I am a sucker for this sort of thing. Like all men, apparently, I cant help thinking about the Roman Empire every single day. And this is the sort of tool that helps me understand exactly what I’m thinking about.
Sasha Trubetskoy, formerly an undergrad at U. Chicago, has created a “subway-style diagram of the major Roman roads, based on the Empire of ca. 125 AD.” Drawing on Stanford’s ORBIS model, The Pelagios Project, and the Antonine Itinerary, Trubetskoy’s map combines well-known historic roads, like the Via Appia, with lesser-known ones (in somes cases given imagined names). If you want to get a sense of scale, it would take, Trubetskoy tells us, “two months to walk on foot from Rome to Byzantium. If you had a horse, it would only take you a month.”
great - i'd already used up my 15 times a day thinking about the roman empire and now you've pushed me into Andrew Tate levels of thinking about it. (shakes iron clad fist at Birmingham)
Isn't it a true fact that Roman roads were dead straight, because they were built for marching soldiers? So they didn't need bends to manage steeper gradients and the like.
great - i'd already used up my 15 times a day thinking about the roman empire and now you've pushed me into Andrew Tate levels of thinking about it. (shakes iron clad fist at Birmingham)
Cool tool, I am a fan of the interactive map that you can use to calculates travel times in the Roman Empire https://orbis.stanford.edu/
That is nuts.

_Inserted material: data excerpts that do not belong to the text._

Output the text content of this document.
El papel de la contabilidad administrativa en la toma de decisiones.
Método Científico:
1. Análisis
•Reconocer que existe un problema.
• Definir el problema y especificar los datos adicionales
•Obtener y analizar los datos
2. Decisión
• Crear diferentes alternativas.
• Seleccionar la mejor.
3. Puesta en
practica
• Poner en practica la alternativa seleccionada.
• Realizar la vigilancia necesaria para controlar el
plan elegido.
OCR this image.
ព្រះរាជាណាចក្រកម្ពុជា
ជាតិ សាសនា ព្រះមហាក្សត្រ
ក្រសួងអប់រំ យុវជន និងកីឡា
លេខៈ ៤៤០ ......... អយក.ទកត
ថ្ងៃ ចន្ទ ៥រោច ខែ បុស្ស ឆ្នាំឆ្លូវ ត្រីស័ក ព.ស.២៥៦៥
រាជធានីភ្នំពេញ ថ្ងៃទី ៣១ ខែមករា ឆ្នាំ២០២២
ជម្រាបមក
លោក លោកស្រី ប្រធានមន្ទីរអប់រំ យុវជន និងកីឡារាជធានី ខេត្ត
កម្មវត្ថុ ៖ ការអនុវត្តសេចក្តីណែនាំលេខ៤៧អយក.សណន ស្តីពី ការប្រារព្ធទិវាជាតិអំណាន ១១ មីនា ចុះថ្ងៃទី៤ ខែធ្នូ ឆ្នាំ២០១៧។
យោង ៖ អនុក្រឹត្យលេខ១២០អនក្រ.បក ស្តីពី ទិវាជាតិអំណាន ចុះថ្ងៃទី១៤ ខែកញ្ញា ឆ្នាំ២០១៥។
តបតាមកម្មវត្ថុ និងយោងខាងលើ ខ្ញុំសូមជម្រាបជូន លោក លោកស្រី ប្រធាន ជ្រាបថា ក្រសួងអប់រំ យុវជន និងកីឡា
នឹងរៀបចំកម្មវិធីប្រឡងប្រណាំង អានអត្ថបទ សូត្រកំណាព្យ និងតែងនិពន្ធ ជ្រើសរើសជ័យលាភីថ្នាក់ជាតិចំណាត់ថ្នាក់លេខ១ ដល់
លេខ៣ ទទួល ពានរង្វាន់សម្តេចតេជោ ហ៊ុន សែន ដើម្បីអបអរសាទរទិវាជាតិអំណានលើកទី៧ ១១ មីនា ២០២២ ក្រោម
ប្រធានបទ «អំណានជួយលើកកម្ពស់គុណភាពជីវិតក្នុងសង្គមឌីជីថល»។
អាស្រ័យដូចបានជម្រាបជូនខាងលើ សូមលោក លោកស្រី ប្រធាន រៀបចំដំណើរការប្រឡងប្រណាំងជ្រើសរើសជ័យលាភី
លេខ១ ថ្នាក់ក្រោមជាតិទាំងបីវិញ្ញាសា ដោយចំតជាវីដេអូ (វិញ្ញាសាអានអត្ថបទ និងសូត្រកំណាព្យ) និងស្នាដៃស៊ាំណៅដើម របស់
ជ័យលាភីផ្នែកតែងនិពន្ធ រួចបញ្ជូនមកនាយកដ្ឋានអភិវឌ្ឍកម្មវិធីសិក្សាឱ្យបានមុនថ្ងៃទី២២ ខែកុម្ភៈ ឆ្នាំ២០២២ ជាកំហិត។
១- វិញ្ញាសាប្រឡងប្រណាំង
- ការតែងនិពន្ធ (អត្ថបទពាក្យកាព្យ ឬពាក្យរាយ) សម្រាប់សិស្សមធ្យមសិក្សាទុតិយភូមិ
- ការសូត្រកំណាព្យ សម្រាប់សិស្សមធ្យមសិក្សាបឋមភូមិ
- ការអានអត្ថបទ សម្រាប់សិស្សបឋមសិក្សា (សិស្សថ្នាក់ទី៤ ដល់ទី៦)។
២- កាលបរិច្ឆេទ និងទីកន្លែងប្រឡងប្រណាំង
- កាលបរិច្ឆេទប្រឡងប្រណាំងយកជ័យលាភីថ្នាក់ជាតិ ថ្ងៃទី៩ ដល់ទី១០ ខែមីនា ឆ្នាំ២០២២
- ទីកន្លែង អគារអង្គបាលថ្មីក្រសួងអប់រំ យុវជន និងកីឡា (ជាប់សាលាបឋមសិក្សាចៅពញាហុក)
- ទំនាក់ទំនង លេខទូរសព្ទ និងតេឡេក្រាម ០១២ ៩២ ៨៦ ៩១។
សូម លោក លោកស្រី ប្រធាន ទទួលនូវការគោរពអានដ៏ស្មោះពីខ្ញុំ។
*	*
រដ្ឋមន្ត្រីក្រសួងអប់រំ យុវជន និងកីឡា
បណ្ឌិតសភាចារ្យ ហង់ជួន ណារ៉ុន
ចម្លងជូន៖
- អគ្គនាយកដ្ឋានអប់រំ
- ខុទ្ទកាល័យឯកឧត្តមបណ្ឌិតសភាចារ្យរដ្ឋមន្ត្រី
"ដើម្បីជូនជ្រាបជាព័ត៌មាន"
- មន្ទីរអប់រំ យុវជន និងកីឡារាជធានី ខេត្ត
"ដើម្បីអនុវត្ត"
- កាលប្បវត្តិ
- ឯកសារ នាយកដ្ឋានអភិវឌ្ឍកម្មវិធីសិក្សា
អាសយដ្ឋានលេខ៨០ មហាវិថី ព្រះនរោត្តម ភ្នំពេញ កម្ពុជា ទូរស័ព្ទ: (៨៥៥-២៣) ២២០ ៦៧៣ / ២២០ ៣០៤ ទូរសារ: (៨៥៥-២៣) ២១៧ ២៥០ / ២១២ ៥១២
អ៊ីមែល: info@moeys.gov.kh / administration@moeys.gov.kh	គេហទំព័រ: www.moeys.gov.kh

Who would go to all that trouble?
Excuse me have you met academics.
I think about the Roman Empire occasionally, but I think about Jacinda Barrett and Nicole Kidman more.
Funny. I hadn't thought once of the Roman Empire today until I saw this. Makes me regret that my middle school Latin didn't stick.
Isn't it a true fact that Roman roads were dead straight, because they were built for marching soldiers? So they didn't need bends to manage steeper gradients and the like.